DIANE ROBERTS: It's enough ice to make daiquiris for the entire population of greater Miami. It's enough ice to soothe the fevered brows of coach Bobby Knight at the NCAAs; Kevin and Brittney in divorce court; even Rosie and the Donald in the New York tabloids. It's enough ice, almost, to make August in Tallahassee tolerable.
The ice was supposed to relieve our suffering during the King Hill(ph) hurricane season of 2006, the hurricane season that failed to happen. The ice was supposed to do the job of the air conditioning, the sub-zero fridges, the ready supplies of Ben and Jerry's and cold Buds we now cannot live without.

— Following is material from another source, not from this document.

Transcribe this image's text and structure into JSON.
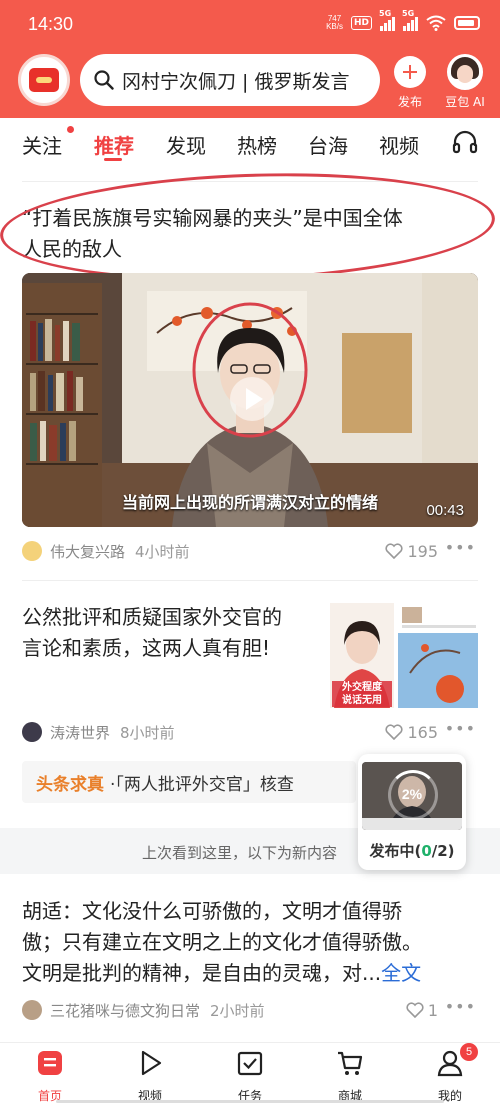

The Florida State Emergency Response Team did their best, God knows, squirreling away 225 truckloads of ice cubes in anticipation of outages, maybe a breakdown in civil order, plus a lot of frozen chicken about to spoil.
But the wind never got up, the creek didn't rise, and the lights didn't cut off. Now they've got to store the stuff at minus 10 degrees, which costs 90 grand a month. Worse, the ice is fixing to go bad. I don't understand the part about the ice going bad. Does it go bad in Antarctica? Do penguins get sick from stale ice? Someone must investigate.
Anyway, they're trying to give the ice away, which isn't working. Nobody wants enough ice to supply every fraternity rush party in the Southeastern Conference. What's the problem?
Mike Stone, Florida Emergency Management spokesman, is reassuring. He says essentially it is water. Yes, but water with a difference. Many current Floridians fled the ice of Michigan, the ice of Illinois, the ice of New Jersey, the ice of Ontario, to come to where the real estate agent assured them the only ice was to be found clinking in a glass of rum punch by the pool. So the very thought of several hundred tons of ice lying in wait kind of freaks them out.
Still, we should make this ice work for us. How about we dump the whole load of it into the Gulf of Mexico? Maybe it will cool the sea off a degree or two - at least temporarily - and put off the day when Florida disappears under the insistent waves of global warming. After all, it is essentially water.
ROBERTS: Diane Roberts teaches English at Florida State University in Tallahassee.